Arkansas is showing what’s possible when we move faster for students
by May 30, 2026 10:38 am 357 views
After 23 years in the classroom, I have learned something simple but powerful: students will rise to the level we set for them. The question is whether the systems around them rise just as quickly. Fortunately, in Arkansas this year, something changed.
For the first time, I received my students’ state test results the same day they took the test. In past years, I waited months, by which point I was no longer teaching those students. Same-day delivery of test scores might sound like a small operational shift, but it is not. It represents a fundamental change in how we value learning, motivation and accountability.
When students take a test and then, when they get results, are in a different grade with different teachers, the connection between effort and outcome fades. But when they receive results right away, the learning is still alive. Teachers can respond in real time, and students can immediately understand what their work meant.
I have seen the difference firsthand. In my classroom, I try to create urgency and excitement around learning every single day. My students walk in, the bell rings and there is already a problem on the board. We work from bell to bell, revisiting old concepts, introducing new ones and challenging them with problems they have never seen before. This approach pays off. My students have made exceptional progress, and I’ve received the maximum merit pay in each of the last two years.
The same principle that governs my class also applies to assessment. When students know how they performed right away, they feel that same sense of challenge and reward. They are accountable in the moment. They are motivated to improve. And just as importantly, they begin to believe that their effort matters.

We already see this with interim assessments, which are periodic checkpoints students take throughout the school year. Students walk out of those tests and say, “I did awesome,” because they know. That knowledge matters.
In the past, state test scores were not like this – they were released into the great void of summer. Students knew they would not be held accountable, and their efforts were mixed.
This year, we received the results by 7:00 p.m. the day of the test. The next day, there was a buzz around the school as kids shared both high scores and how much they had grown. The focus on growth allowed many of our lower-scoring students to celebrate how much they improved. It also allowed us to put incentives in place and reward their efforts.

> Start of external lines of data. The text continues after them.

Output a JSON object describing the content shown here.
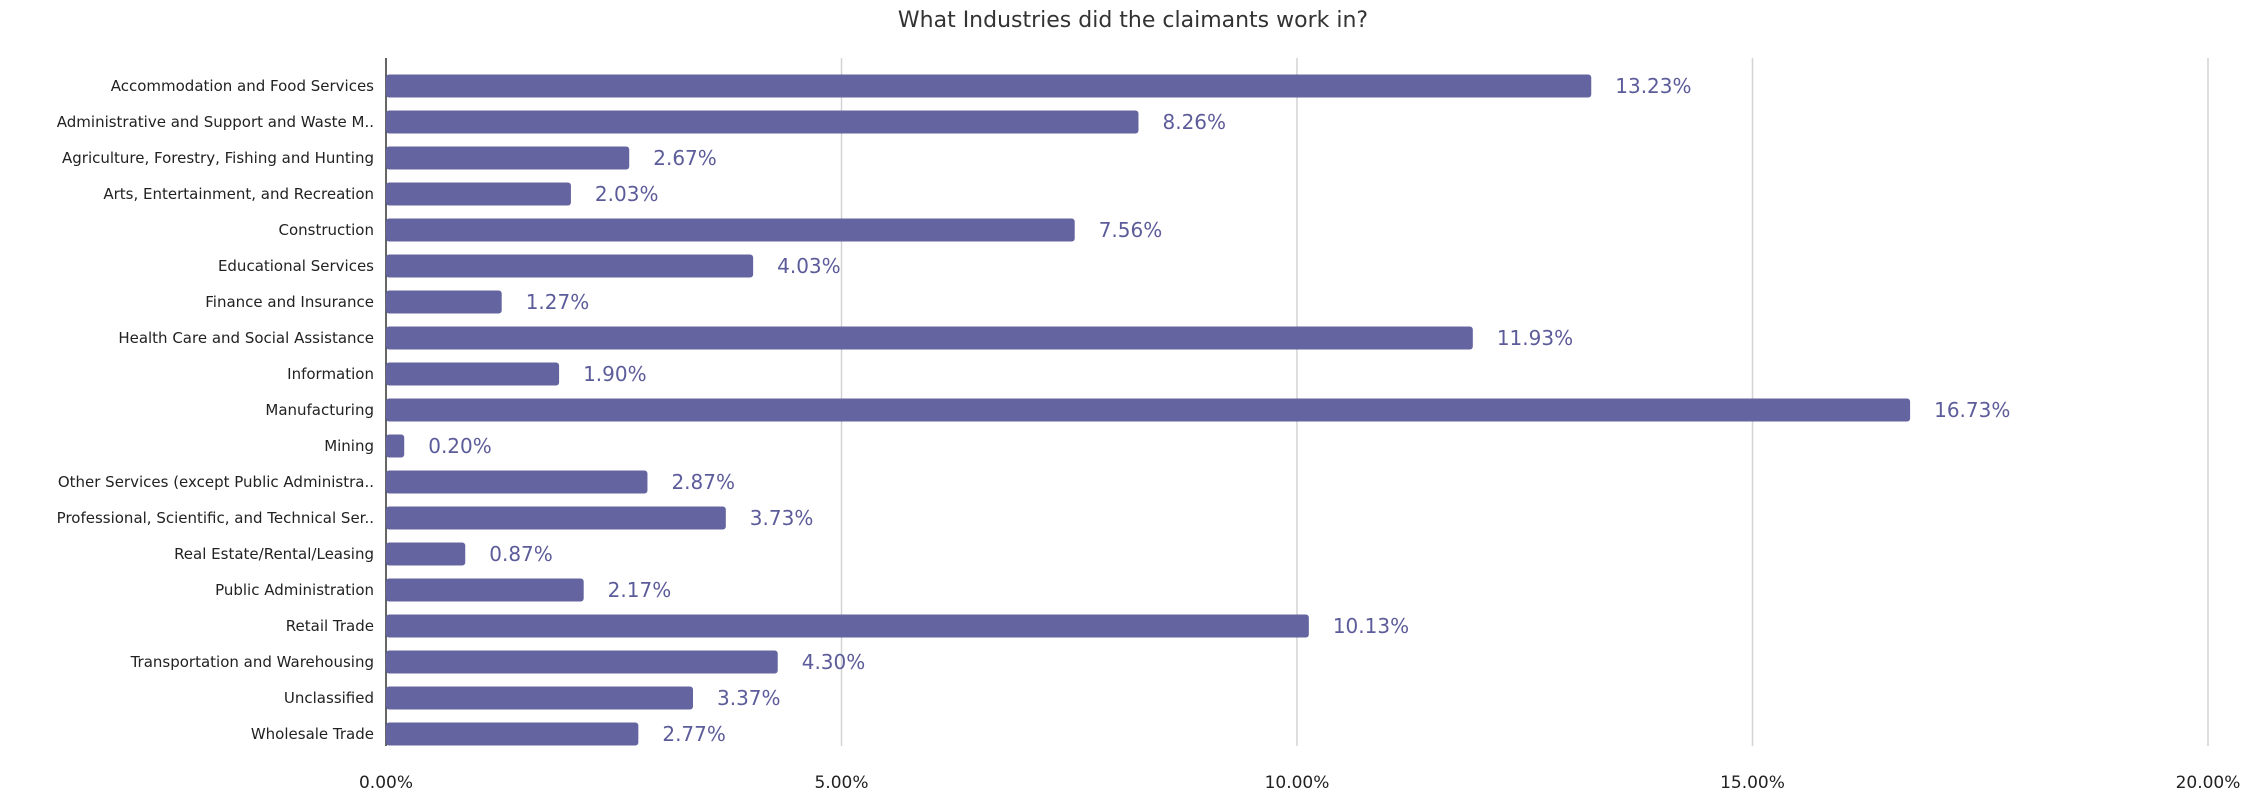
{
  "chart_data": {
    "type": "bar",
    "orientation": "horizontal",
    "title": "What Industries did the claimants work in?",
    "xlabel": "",
    "ylabel": "",
    "xlim": [
      0,
      20
    ],
    "x_ticks": [
      0,
      5,
      10,
      15,
      20
    ],
    "x_tick_labels": [
      "0.00%",
      "5.00%",
      "10.00%",
      "15.00%",
      "20.00%"
    ],
    "grid": true,
    "legend": "none",
    "bar_color": "#6464a0",
    "label_color": "#5c5c9a",
    "categories": [
      "Accommodation and Food Services",
      "Administrative and Support and Waste M..",
      "Agriculture, Forestry, Fishing and Hunting",
      "Arts, Entertainment, and Recreation",
      "Construction",
      "Educational Services",
      "Finance and Insurance",
      "Health Care and Social Assistance",
      "Information",
      "Manufacturing",
      "Mining",
      "Other Services (except Public Administra..",
      "Professional, Scientific, and Technical Ser..",
      "Real Estate/Rental/Leasing",
      "Public Administration",
      "Retail Trade",
      "Transportation and Warehousing",
      "Unclassified",
      "Wholesale Trade"
    ],
    "values": [
      13.23,
      8.26,
      2.67,
      2.03,
      7.56,
      4.03,
      1.27,
      11.93,
      1.9,
      16.73,
      0.2,
      2.87,
      3.73,
      0.87,
      2.17,
      10.13,
      4.3,
      3.37,
      2.77
    ],
    "value_labels": [
      "13.23%",
      "8.26%",
      "2.67%",
      "2.03%",
      "7.56%",
      "4.03%",
      "1.27%",
      "11.93%",
      "1.90%",
      "16.73%",
      "0.20%",
      "2.87%",
      "3.73%",
      "0.87%",
      "2.17%",
      "10.13%",
      "4.30%",
      "3.37%",
      "2.77%"
    ]
  }
}
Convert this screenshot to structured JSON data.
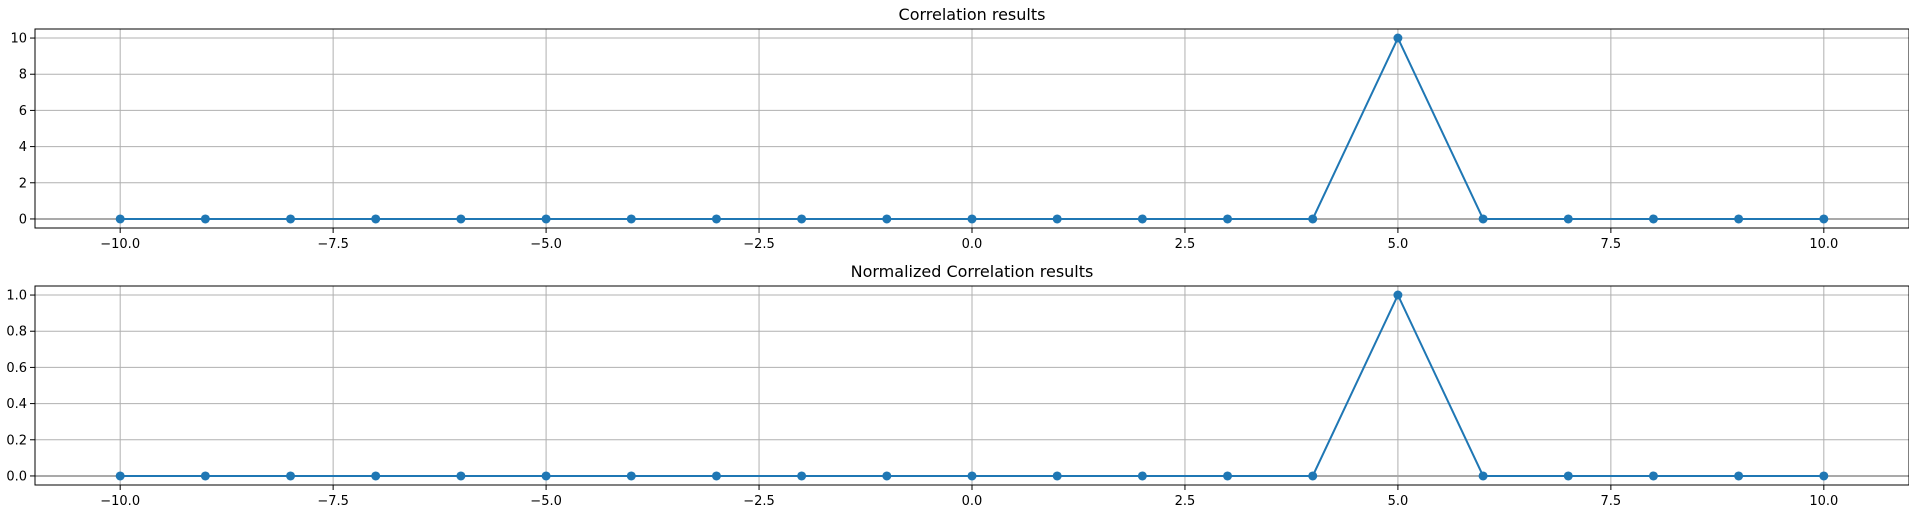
{
  "colors": {
    "series": "#1f77b4",
    "baseline": "#a9a9a9",
    "grid": "#b0b0b0"
  },
  "chart_data": [
    {
      "type": "line",
      "title": "Correlation results",
      "xlabel": "",
      "ylabel": "",
      "x": [
        -10,
        -9,
        -8,
        -7,
        -6,
        -5,
        -4,
        -3,
        -2,
        -1,
        0,
        1,
        2,
        3,
        4,
        5,
        6,
        7,
        8,
        9,
        10
      ],
      "series": [
        {
          "values": [
            0,
            0,
            0,
            0,
            0,
            0,
            0,
            0,
            0,
            0,
            0,
            0,
            0,
            0,
            0,
            10,
            0,
            0,
            0,
            0,
            0
          ],
          "marker": "circle"
        }
      ],
      "xlim": [
        -11,
        11
      ],
      "ylim": [
        -0.5,
        10.5
      ],
      "xticks": [
        -10.0,
        -7.5,
        -5.0,
        -2.5,
        0.0,
        2.5,
        5.0,
        7.5,
        10.0
      ],
      "xtick_labels": [
        "−10.0",
        "−7.5",
        "−5.0",
        "−2.5",
        "0.0",
        "2.5",
        "5.0",
        "7.5",
        "10.0"
      ],
      "yticks": [
        0,
        2,
        4,
        6,
        8,
        10
      ],
      "ytick_labels": [
        "0",
        "2",
        "4",
        "6",
        "8",
        "10"
      ],
      "baseline": 0,
      "grid": true,
      "legend": "none"
    },
    {
      "type": "line",
      "title": "Normalized Correlation results",
      "xlabel": "",
      "ylabel": "",
      "x": [
        -10,
        -9,
        -8,
        -7,
        -6,
        -5,
        -4,
        -3,
        -2,
        -1,
        0,
        1,
        2,
        3,
        4,
        5,
        6,
        7,
        8,
        9,
        10
      ],
      "series": [
        {
          "values": [
            0,
            0,
            0,
            0,
            0,
            0,
            0,
            0,
            0,
            0,
            0,
            0,
            0,
            0,
            0,
            1.0,
            0,
            0,
            0,
            0,
            0
          ],
          "marker": "circle"
        }
      ],
      "xlim": [
        -11,
        11
      ],
      "ylim": [
        -0.05,
        1.05
      ],
      "xticks": [
        -10.0,
        -7.5,
        -5.0,
        -2.5,
        0.0,
        2.5,
        5.0,
        7.5,
        10.0
      ],
      "xtick_labels": [
        "−10.0",
        "−7.5",
        "−5.0",
        "−2.5",
        "0.0",
        "2.5",
        "5.0",
        "7.5",
        "10.0"
      ],
      "yticks": [
        0.0,
        0.2,
        0.4,
        0.6,
        0.8,
        1.0
      ],
      "ytick_labels": [
        "0.0",
        "0.2",
        "0.4",
        "0.6",
        "0.8",
        "1.0"
      ],
      "baseline": 0,
      "grid": true,
      "legend": "none"
    }
  ]
}
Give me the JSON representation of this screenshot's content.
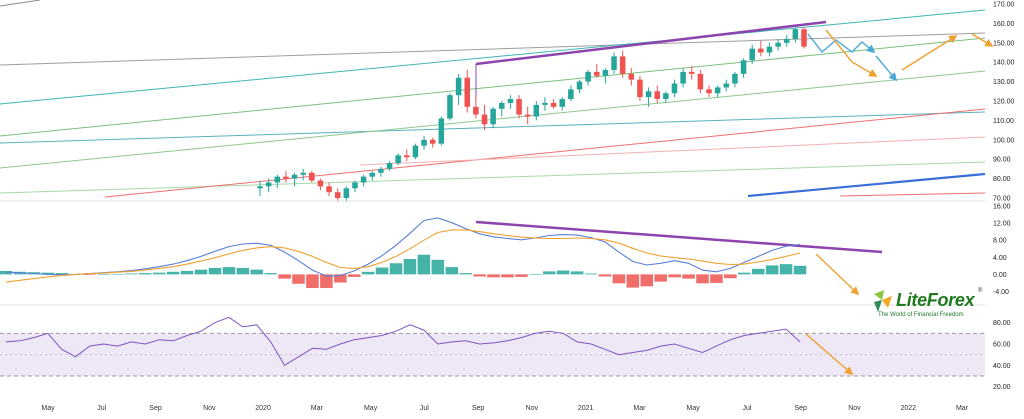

The state’s ability to deliver scores quickly shows what is possible. Teachers see their time matters. Students see that their work matters. It gives us a tool that costs little but has an enormous impact. This is exactly the kind of change we should build on in Arkansas.
I came to teaching after an initial career in international banking. I saw how math is applied in the real world and how critical it is for opportunity. But I also saw people perform better when they had clear, timely information and were rewarded. Education should be no different.
Arkansas has made progress in recent years. In large part through elements of the LEARNS Act, we are asking more of our students. We are better supporting teachers. And we are proving that improvement is not just about big, expensive reforms. Sometimes it is about doing the basics better and faster.
I believe deeply in our students, and we often underestimate them. When we challenge them and support them, they do remarkable things. But we must build systems that match that belief. Getting test scores back quickly is not the whole solution, but it’s a clear signal that Arkansas is not standing still. We’re moving forward. And if we keep moving with this kind of urgency, there’s no limit to what our students can accomplish.
Editor’s note: Lou Petrone, part of the inaugural Arkansas Excellence in Teaching Fellowship, is an 8th-grade math and Algebra 1 teacher in Fayetteville Public Schools. The opinions expressed are those of the author.